Надо сказать, что прохождение между половинами рассеченного тела было не просто актом устрашения войска. У некоторых древних народов обычай этот носил сакральный характер. Он описан, например, в Книге Бытия, только там были использованы тела животных. В тот день, когда Господь заключил завет с Авраамом, Он приказал ему взять «трехлетнюю телицу, трехлетнюю козу, трехлетнего овна, горлицу и молодого голубя» (Быт. 15, 9). Авраам «взял всех их, рассек пополам, и положил одну часть против другой; только птиц не рассек» (Быт. 15, 10). «Когда зашло солнце, и наступила тьма, вот, дым как бы из печи и пламя огня прошли между рассеченными животными. В этот день заключил Господь завет с Аврамом…» (Быт. 15, 17–18). Позднее, в Книге пророка Иеремии, Господь вновь упоминает иудеев и завет, «который они заключили пред лицем Моим, рассекши тельца надвое и прошедши между рассеченными частями его, князей Иудейских и князей Иерусалимских, евнухов и священников и весь народ земли, проходивший между рассеченными частями тельца…» (Иер. 34, 18–19).

Таким образом, заставив свое войско пройти между разрубленными частями тела жертвы, Ксеркс принимал от него своеобразную присягу «на крови». Как совместить этот страшный ритуал с тем фактом, что зороастрийцы не признают человеческих жертвоприношений, — не вполне ясно.
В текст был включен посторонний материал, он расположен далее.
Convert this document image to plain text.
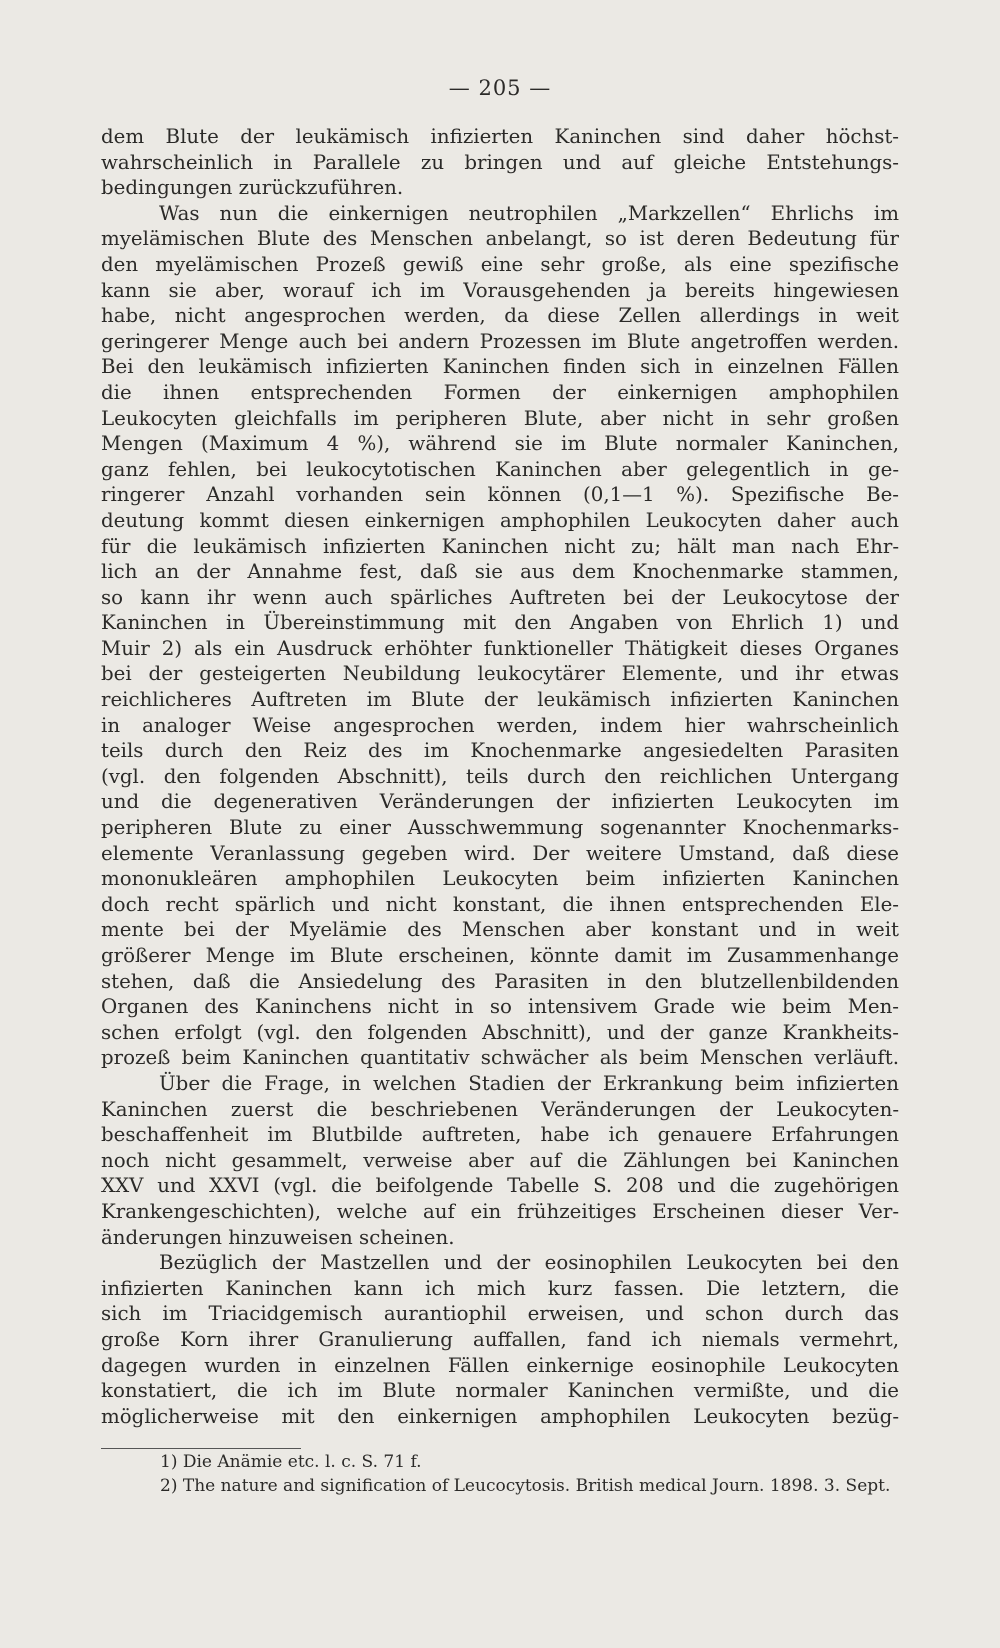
— 205 —
dem Blute der leukämisch infizierten Kaninchen sind daher höchst-
wahrscheinlich in Parallele zu bringen und auf gleiche Entstehungs-
bedingungen zurückzuführen.
Was nun die einkernigen neutrophilen „Markzellen“ Ehrlichs im
myelämischen Blute des Menschen anbelangt, so ist deren Bedeutung für
den myelämischen Prozeß gewiß eine sehr große, als eine spezifische
kann sie aber, worauf ich im Vorausgehenden ja bereits hingewiesen
habe, nicht angesprochen werden, da diese Zellen allerdings in weit
geringerer Menge auch bei andern Prozessen im Blute angetroffen werden.
Bei den leukämisch infizierten Kaninchen finden sich in einzelnen Fällen
die ihnen entsprechenden Formen der einkernigen amphophilen
Leukocyten gleichfalls im peripheren Blute, aber nicht in sehr großen
Mengen (Maximum 4 %), während sie im Blute normaler Kaninchen,
ganz fehlen, bei leukocytotischen Kaninchen aber gelegentlich in ge-
ringerer Anzahl vorhanden sein können (0,1—1 %). Spezifische Be-
deutung kommt diesen einkernigen amphophilen Leukocyten daher auch
für die leukämisch infizierten Kaninchen nicht zu; hält man nach Ehr-
lich an der Annahme fest, daß sie aus dem Knochenmarke stammen,
so kann ihr wenn auch spärliches Auftreten bei der Leukocytose der
Kaninchen in Übereinstimmung mit den Angaben von Ehrlich 1) und
Muir 2) als ein Ausdruck erhöhter funktioneller Thätigkeit dieses Organes
bei der gesteigerten Neubildung leukocytärer Elemente, und ihr etwas
reichlicheres Auftreten im Blute der leukämisch infizierten Kaninchen
in analoger Weise angesprochen werden, indem hier wahrscheinlich
teils durch den Reiz des im Knochenmarke angesiedelten Parasiten
(vgl. den folgenden Abschnitt), teils durch den reichlichen Untergang
und die degenerativen Veränderungen der infizierten Leukocyten im
peripheren Blute zu einer Ausschwemmung sogenannter Knochenmarks-
elemente Veranlassung gegeben wird. Der weitere Umstand, daß diese
mononukleären amphophilen Leukocyten beim infizierten Kaninchen
doch recht spärlich und nicht konstant, die ihnen entsprechenden Ele-
mente bei der Myelämie des Menschen aber konstant und in weit
größerer Menge im Blute erscheinen, könnte damit im Zusammenhange
stehen, daß die Ansiedelung des Parasiten in den blutzellenbildenden
Organen des Kaninchens nicht in so intensivem Grade wie beim Men-
schen erfolgt (vgl. den folgenden Abschnitt), und der ganze Krankheits-
prozeß beim Kaninchen quantitativ schwächer als beim Menschen verläuft.
Über die Frage, in welchen Stadien der Erkrankung beim infizierten
Kaninchen zuerst die beschriebenen Veränderungen der Leukocyten-
beschaffenheit im Blutbilde auftreten, habe ich genauere Erfahrungen
noch nicht gesammelt, verweise aber auf die Zählungen bei Kaninchen
XXV und XXVI (vgl. die beifolgende Tabelle S. 208 und die zugehörigen
Krankengeschichten), welche auf ein frühzeitiges Erscheinen dieser Ver-
änderungen hinzuweisen scheinen.
Bezüglich der Mastzellen und der eosinophilen Leukocyten bei den
infizierten Kaninchen kann ich mich kurz fassen. Die letztern, die
sich im Triacidgemisch aurantiophil erweisen, und schon durch das
große Korn ihrer Granulierung auffallen, fand ich niemals vermehrt,
dagegen wurden in einzelnen Fällen einkernige eosinophile Leukocyten
konstatiert, die ich im Blute normaler Kaninchen vermißte, und die
möglicherweise mit den einkernigen amphophilen Leukocyten bezüg-
1) Die Anämie etc. l. c. S. 71 f.
2) The nature and signification of Leucocytosis. British medical Journ. 1898. 3. Sept.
Скорее всего поступки Ксеркса можно объяснить частично политическими причинами, а частично — простым самодурством и недостаточной твердостью в вере.

Близкий ритуал прохождения войска между частями рассеченного человеческого тела описан у соседей вавилонян — хеттов, создавших свою державу в Малой Азии в семнадцатом веке до н. э. Обычай этот применялся, если войско потерпело поражение; жертвой, видимо, служил военнопленный. Из ветвей боярышника хетты сооружали символические ворота. Козла, щенка и поросенка разрубали пополам и клали по обе стороны ворот. Этой же участи подвергался и пленник. Потом с двух сторон разжигали костры, и войско проходило под воротами. Пройдя между рассеченными трупами, воины направлялись к реке и брызгали друг на друга водой. Обряд, по-видимому, носил очистительный характер.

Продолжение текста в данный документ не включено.